Getting into school was one thing; staying depended on being able to raise tuition. This was right after the 2007/2008 post-election violence in Kenya, and her family had just lost land which made up most of their income. She braved it anyway, and on her second term in high school, she was invited to apply for Akili Dada. The organization covered her tuition and school needs for four years.
By choosing to invest in this bright young Kenyan woman, Akili Dada put Faith on her way to a better life for herself, her family, and potentially the people of her country. Hear about her journey and her plans for the future at the 2019 YWCA Leadership Luncheon.
The luncheon will take place from noon to 1 p.m. on Wednesday, May 1, at the Marcus Whitman Hotel & Conference Center. Registration begins at 11:30 in the hotel lobby.
If you’ve attended in the past, you can contact your Table Captain about tickets. We do have Table Captain turnover every year, so if you haven’t heard from anyone by April 1, please don’t be shy about calling the YWCA at (509) 525-2570. There are many lovely people we would love to place you with who would welcome you to their table. Tickets and more information is available on the YWCA luncheon website.
YWCA celebrates its first century as a ‘corporation’ in 2019
On May 23, 2017, we celebrated the 100th anniversary of our YWCA charter with a birthday party.
A letter and the above certificate from Secretary of State Kim Wyman’s office alerted us to another anniversary. This Century Corporation Certificate commemorates our incorporation 100 years ago in April 1919.
“Incorporations were at that time either delivered by horseback, steam wheeler or train.
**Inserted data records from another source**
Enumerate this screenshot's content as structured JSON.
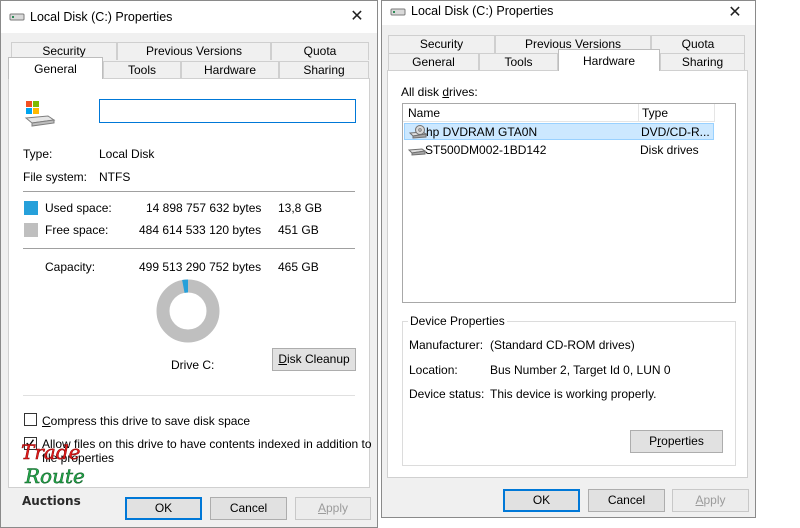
{
  "left_dialog": {
    "title": "Local Disk (C:) Properties",
    "tabs_back": [
      "Security",
      "Previous Versions",
      "Quota"
    ],
    "tabs_front": [
      "General",
      "Tools",
      "Hardware",
      "Sharing"
    ],
    "active_tab": "General",
    "name_input_value": "",
    "type_label": "Type:",
    "type_value": "Local Disk",
    "fs_label": "File system:",
    "fs_value": "NTFS",
    "used_label": "Used space:",
    "used_bytes": "14 898 757 632 bytes",
    "used_size": "13,8 GB",
    "free_label": "Free space:",
    "free_bytes": "484 614 533 120 bytes",
    "free_size": "451 GB",
    "capacity_label": "Capacity:",
    "capacity_bytes": "499 513 290 752 bytes",
    "capacity_size": "465 GB",
    "used_fraction": 0.0298,
    "drive_label": "Drive C:",
    "cleanup_prefix": "D",
    "cleanup_rest": "isk Cleanup",
    "compress_label_u": "C",
    "compress_label_rest": "ompress this drive to save disk space",
    "index_label": "Allow files on this drive to have contents indexed in addition to",
    "index_label_2": "file properties",
    "ok_label": "OK",
    "cancel_label": "Cancel",
    "apply_prefix": "A",
    "apply_rest": "pply",
    "colors": {
      "used": "#26a0da",
      "free": "#bfbfbf",
      "accent": "#0078d7"
    }
  },
  "right_dialog": {
    "title": "Local Disk (C:) Properties",
    "tabs_back": [
      "Security",
      "Previous Versions",
      "Quota"
    ],
    "tabs_front": [
      "General",
      "Tools",
      "Hardware",
      "Sharing"
    ],
    "active_tab": "Hardware",
    "all_drives_label_pre": "All disk ",
    "all_drives_label_u": "d",
    "all_drives_label_post": "rives:",
    "col_name": "Name",
    "col_type": "Type",
    "drives": [
      {
        "name": "hp DVDRAM GTA0N",
        "type": "DVD/CD-R...",
        "selected": true
      },
      {
        "name": "ST500DM002-1BD142",
        "type": "Disk drives",
        "selected": false
      }
    ],
    "device_props_title": "Device Properties",
    "manufacturer_label": "Manufacturer:",
    "manufacturer_value": "(Standard CD-ROM drives)",
    "location_label": "Location:",
    "location_value": "Bus Number 2, Target Id 0, LUN 0",
    "status_label": "Device status:",
    "status_value": "This device is working properly.",
    "properties_pre": "P",
    "properties_u": "r",
    "properties_post": "operties",
    "ok_label": "OK",
    "cancel_label": "Cancel",
    "apply_prefix": "A",
    "apply_rest": "pply"
  },
  "watermark": {
    "line1": "Trade",
    "line2": "Route",
    "line3": "Auctions"
  }
}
Because few owned cars, and the roads outside of Olympia were virtually impassable, incorporating a business was quite an adventure,” the letter said.
We don’t have a record of how, but no doubt the women who raised a year’s operating expenses ($5,000) in one week were up to the task!
Nearly 2,500 incorporations were filed in Washington state in 1919, and only 23 still exist today, two in Walla Walla: YWCA and Colfax Consulting Service.